To make the most of this orientation, school should be a mystery, a challenge, a conversation and a process of self and world discovery stemming from adolescents' social and intellectual curiosity. So, in addition to reading or lectures involving the history of the Middle East told from a central place in the classroom, what if middle school students also learned about revolution through the Arab Spring movement? What if they learned to choose a question worth exploring and a problem worth solving? Suppose they began to understand the histories and dynamics that lead to revolutionary action, and they actually formed possible solutions going forward? What if this young person could communicate to a leader or dissenter of that Arab nation through Twitter, or using a video feed? What if all of this understanding was built through consultations with experts at area universities, interviews with community organizations and scholarly research?
Consider that when all of the world's information can be found in an instant, as this article about the teaching implications of Google suggests, and that the "age of knowing is giving way to the age of data navigation," then school learning must look, feel and be different. Technology should free individuals to think, question, plan and communicate in the creative and nuanced ways that are uniquely human. As you read this, some middle school-aged child is "hackschooling," learning about physics through genuine questions and experimentation with materials. Somewhere else, a 12-year-old is transforming his Lego Mindstorm into a braille printer. Yet another 14-year-old has a plan to save the government millions of dollars by changing the fonts it uses. More than ever before, with the power of technology and their innate creative capacities, adolescents are able to make powerful ideas real while they are still in school. These experiences need to become the norm in our schools if we are going to hold their attention and respectfully acknowledge their power to move us all ahead. What if we gave them the tools now to create and question and invent better stuff, ideas and projects? What if we (as parents and educators) let go of the false dichotomy that one set of educational practices leads to happiness and the other to success because science is actually telling us they are one and the same?

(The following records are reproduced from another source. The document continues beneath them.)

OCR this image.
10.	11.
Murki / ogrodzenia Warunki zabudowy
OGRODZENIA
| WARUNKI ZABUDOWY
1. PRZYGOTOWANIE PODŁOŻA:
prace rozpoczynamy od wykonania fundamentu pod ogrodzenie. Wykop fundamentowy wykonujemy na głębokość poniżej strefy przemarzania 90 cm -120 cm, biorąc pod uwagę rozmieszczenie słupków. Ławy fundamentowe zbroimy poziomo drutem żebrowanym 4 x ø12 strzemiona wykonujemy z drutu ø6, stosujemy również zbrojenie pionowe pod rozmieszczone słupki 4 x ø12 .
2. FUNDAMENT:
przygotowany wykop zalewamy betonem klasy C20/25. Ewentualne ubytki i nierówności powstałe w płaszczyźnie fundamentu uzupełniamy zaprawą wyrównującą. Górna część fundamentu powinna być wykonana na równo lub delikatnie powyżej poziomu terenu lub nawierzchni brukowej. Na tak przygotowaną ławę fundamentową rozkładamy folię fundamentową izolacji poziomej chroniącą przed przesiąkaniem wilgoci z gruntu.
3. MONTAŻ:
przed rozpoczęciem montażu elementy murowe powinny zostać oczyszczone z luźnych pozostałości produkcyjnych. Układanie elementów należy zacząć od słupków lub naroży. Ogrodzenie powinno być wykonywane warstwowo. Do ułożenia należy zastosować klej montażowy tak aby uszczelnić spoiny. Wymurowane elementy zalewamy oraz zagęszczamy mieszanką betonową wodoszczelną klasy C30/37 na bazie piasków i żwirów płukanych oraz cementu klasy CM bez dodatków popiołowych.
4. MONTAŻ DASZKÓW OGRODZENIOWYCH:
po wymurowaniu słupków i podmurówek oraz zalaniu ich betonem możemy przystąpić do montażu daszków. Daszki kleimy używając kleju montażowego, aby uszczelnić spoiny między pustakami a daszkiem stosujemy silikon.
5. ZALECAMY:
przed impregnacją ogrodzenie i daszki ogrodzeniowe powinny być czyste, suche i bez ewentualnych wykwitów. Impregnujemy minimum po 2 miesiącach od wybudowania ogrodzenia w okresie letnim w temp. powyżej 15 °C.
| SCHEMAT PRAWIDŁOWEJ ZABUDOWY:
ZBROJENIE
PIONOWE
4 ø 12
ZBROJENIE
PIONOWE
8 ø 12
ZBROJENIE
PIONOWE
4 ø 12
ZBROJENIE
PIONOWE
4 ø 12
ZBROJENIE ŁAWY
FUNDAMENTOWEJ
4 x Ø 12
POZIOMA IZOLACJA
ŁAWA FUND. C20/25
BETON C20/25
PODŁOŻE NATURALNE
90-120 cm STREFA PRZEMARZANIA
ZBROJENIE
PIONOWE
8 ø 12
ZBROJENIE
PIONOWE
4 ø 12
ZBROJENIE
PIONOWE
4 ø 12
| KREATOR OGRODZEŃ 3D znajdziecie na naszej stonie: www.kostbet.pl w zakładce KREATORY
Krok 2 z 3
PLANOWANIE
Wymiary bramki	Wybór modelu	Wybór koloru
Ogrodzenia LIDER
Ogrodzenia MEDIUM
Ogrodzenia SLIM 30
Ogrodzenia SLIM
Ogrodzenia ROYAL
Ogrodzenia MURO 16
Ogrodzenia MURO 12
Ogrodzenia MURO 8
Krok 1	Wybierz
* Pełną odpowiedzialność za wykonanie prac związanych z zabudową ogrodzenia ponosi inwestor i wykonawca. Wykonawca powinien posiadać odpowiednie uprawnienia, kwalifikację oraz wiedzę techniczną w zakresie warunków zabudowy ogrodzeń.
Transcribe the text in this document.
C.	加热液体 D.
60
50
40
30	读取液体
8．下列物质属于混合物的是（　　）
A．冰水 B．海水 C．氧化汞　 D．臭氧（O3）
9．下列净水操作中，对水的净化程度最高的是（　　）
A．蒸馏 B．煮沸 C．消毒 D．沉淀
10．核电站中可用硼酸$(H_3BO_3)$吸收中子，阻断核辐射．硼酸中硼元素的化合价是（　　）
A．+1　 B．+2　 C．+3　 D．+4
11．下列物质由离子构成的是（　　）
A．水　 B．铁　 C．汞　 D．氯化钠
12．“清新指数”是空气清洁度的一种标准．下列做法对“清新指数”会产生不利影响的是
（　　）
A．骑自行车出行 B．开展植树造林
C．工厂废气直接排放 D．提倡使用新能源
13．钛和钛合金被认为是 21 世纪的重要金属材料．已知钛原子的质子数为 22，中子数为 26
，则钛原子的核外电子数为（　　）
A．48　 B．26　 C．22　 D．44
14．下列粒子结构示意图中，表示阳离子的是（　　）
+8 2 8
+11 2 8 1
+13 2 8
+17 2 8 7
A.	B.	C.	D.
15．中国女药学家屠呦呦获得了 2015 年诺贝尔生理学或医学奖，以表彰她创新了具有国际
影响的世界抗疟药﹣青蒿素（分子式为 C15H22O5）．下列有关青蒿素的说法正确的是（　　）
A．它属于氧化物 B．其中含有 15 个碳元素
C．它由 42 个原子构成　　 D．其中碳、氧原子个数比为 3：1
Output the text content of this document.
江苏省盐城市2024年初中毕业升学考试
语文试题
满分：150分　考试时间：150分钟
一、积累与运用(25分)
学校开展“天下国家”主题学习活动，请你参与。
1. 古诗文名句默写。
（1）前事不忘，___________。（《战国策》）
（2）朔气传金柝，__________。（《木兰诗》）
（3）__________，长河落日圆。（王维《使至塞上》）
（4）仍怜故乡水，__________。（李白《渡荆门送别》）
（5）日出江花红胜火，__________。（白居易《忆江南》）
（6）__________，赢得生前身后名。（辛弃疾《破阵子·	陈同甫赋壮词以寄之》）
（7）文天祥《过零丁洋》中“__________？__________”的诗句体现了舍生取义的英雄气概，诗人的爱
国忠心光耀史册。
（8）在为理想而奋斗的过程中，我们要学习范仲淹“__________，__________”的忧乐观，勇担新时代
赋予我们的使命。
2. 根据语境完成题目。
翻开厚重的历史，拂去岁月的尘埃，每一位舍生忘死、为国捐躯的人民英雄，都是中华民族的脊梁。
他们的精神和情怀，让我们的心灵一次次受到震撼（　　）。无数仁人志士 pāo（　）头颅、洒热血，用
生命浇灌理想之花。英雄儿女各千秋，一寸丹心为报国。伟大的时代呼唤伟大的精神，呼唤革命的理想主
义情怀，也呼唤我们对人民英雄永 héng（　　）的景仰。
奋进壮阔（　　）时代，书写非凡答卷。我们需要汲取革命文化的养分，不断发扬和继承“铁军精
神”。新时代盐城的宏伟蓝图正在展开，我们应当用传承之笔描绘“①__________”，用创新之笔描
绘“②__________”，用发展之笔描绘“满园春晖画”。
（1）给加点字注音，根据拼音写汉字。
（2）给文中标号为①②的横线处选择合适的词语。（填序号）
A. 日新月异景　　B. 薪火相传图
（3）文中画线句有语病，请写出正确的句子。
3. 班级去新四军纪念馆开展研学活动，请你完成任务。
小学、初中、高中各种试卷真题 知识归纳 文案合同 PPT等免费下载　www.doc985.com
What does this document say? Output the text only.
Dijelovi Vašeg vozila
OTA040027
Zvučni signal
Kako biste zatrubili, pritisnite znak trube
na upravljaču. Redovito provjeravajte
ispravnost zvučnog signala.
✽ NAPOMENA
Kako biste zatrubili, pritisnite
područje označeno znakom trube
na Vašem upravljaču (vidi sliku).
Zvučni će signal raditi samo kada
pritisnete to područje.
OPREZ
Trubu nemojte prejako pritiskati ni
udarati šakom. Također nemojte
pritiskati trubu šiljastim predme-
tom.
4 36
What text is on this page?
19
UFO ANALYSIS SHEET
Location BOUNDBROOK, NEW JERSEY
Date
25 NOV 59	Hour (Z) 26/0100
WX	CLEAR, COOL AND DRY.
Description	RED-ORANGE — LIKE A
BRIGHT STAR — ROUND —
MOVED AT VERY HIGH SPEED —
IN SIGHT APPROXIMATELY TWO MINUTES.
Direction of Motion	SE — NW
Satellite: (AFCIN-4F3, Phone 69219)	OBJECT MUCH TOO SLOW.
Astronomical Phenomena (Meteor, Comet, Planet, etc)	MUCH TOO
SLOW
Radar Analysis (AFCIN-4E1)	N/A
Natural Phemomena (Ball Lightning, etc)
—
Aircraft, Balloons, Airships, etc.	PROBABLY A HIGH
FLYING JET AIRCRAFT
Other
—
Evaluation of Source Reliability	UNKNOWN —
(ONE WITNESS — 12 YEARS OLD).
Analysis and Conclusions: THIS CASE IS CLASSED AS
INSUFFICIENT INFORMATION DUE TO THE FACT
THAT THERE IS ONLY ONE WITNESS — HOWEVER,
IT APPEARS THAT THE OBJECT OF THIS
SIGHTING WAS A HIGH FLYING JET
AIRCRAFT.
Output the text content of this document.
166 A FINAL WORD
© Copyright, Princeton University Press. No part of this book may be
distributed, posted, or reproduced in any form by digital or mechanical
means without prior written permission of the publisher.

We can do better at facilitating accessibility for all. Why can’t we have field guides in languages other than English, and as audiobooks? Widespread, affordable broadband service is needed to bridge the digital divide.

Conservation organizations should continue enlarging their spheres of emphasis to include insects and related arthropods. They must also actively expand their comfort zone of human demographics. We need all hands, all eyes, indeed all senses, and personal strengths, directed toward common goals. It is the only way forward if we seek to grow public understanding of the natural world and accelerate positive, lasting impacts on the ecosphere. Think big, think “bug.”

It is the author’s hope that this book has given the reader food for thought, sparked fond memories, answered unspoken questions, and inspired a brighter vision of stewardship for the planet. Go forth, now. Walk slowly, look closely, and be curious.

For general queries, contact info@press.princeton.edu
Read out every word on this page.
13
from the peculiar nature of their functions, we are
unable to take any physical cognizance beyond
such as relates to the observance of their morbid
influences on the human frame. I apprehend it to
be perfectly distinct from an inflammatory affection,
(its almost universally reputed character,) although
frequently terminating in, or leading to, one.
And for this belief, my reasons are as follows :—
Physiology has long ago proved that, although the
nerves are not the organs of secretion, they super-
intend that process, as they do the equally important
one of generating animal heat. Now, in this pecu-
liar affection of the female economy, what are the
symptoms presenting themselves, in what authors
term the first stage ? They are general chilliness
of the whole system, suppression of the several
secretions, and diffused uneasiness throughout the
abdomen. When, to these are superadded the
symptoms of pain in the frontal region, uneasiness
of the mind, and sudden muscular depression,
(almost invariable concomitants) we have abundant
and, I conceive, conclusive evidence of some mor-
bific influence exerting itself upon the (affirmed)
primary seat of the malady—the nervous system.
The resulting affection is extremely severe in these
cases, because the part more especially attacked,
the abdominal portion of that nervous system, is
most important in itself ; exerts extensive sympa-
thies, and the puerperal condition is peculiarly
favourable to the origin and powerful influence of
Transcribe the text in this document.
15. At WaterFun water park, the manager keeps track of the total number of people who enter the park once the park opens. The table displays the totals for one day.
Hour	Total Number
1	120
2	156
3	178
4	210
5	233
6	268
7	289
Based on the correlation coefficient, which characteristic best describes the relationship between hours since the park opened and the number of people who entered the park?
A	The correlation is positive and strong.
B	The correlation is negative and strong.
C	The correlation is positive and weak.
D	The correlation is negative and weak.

At a national level, our urgency around early childhood should be matched and redoubled with urgency for better, more scientifically-grounded middle school educational programs and practices. Doing so would much better align what we want for our graduates (leadership, creativity, problem-solving) with what employers want (see this New York Times article regarding Google hiring practices) with what humanity actually needs.
At Blue School, we will be opening a middle school in the fall of 2015. We are designing our program to inspire students to high levels of academic scholarship and to develop their abilities to be self-directed learners. Like our pre-kindergarten through fifth grade program, we intend to acknowledge the power of their ideas, their ability to independently use resources and work together on projects, and ultimately to find answers that not only help them fill in the correct circle on a test, but help them envision and create a better future. Through the integration of tried and true thinking on project- and problem-based learning, the best ideas from the Maker movement, and cutting-edge application of STEAM not as a place or person but as a framework for thinking, we work to align what we want to see in the world with what we do in school each day. We are bursting with ideas about and plans to make these ideas real.
The future belongs to them. If we want our children to help us preserve, sustain and re-imagine the world, we have to give them a chance to try it now. What if we did? Who would they be in high school, college and beyond? What are we waiting for?